Experience is already showing that the future of posts around the world is not in the old, static, regulated and protected model, but in the commercial sector. Monopolies have less impact when technology and other business forces make nominally protected services more and more vulnerable to potential diversion. For bills and statements, which have always been at the heart of the postal monopoly, the issue has become not what the law says, but how quickly business can figure out solutions giving customers enough reason to leave the mail system. For now, the good news for postal systems is that resistance is still strong. But the underlying economics say significant diversion will happen. The questions are when and how fast.

Advances in electronic communications do not negate the need for a Postal Service or for universal service. The dot-com experience has demonstrated that the ability to get product to the customer is the key on-line, just as it is for mail order. The digital economy must connect with the traditional one. And the Postal Service is the last mile. Yes, some others provide excellent service. But they do not touch the neighborhoods and rural communities in the way we touch them all.

Fortunately, there is still time to make changes while America's postal services are strong. It will require vision, and will not be easy. The solution, in my opinion, is to put trust in market forces to shape the postal services that will serve America best in this century.
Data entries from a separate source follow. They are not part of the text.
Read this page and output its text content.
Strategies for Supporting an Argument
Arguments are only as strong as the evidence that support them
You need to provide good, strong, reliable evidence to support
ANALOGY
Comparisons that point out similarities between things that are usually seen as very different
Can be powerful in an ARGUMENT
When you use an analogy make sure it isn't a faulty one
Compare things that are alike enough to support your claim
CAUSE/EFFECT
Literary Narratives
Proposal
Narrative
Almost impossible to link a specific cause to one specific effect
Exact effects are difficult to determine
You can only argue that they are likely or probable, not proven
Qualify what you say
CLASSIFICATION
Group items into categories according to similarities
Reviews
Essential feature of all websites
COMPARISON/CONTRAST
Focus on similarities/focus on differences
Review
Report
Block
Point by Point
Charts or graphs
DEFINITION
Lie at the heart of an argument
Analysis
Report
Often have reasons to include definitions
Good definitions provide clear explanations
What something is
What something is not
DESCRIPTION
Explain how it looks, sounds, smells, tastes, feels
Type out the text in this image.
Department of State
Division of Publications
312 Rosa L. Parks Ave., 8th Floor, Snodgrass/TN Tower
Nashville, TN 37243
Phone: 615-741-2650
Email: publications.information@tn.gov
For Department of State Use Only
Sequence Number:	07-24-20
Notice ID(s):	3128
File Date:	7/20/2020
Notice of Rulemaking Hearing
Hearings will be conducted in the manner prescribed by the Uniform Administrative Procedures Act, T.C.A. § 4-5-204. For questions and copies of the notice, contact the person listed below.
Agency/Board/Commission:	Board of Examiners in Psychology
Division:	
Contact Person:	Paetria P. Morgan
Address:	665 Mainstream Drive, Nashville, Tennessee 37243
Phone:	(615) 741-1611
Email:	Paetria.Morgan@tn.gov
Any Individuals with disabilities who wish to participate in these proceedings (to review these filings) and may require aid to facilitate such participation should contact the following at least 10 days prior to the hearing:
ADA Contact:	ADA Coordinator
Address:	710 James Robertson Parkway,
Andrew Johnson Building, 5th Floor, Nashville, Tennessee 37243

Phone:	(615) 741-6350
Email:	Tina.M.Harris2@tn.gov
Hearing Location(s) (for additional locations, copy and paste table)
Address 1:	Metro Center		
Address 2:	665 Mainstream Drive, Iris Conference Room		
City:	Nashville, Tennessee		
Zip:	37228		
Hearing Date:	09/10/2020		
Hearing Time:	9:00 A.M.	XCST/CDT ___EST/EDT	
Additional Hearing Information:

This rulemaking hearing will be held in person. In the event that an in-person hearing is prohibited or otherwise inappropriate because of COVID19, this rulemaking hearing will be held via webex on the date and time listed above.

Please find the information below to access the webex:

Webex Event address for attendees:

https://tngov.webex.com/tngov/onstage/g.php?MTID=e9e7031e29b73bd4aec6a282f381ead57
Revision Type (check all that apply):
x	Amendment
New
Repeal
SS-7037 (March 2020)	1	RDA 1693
This is where the other posts are going, and it is where the United States will need to go as well. Understandably, it is hard for the country to let go to this extent, after the long tradition of defining what we want from the postal system quite tightly, in legislation and through regulation, and while a working Postal Service is still in place.

Some might want to wait until the need for reform becomes more painfully obvious later on, as the public sours on deteriorating service at less affordable prices. But if the economy is forced to learn how to work around postal services in the meantime, instead of working with them, then a well-performing, competitive postal system could be difficult to retrieve. The marketplace is unforgiving of weak or late attempts to provide what the customer needs now.

I believe that America wants and needs a strong, healthy Postal Service that will continue to provide universal, affordable service throughout the nation. The best hope for that outcome is a structural reform updating the system to meet the challenges of the dynamic world in which we live today. The Postal Service will be pleased to assist in this task in any way we can.

Thank you very much, Mr. Chairman. I will be glad to respond to any questions.

¹ Opinion and Recommended Decision, Postal Rate and Fee Changes, 2000, Postal Rate Commission Docket No. R2000-1, 70 (November 13, 2000).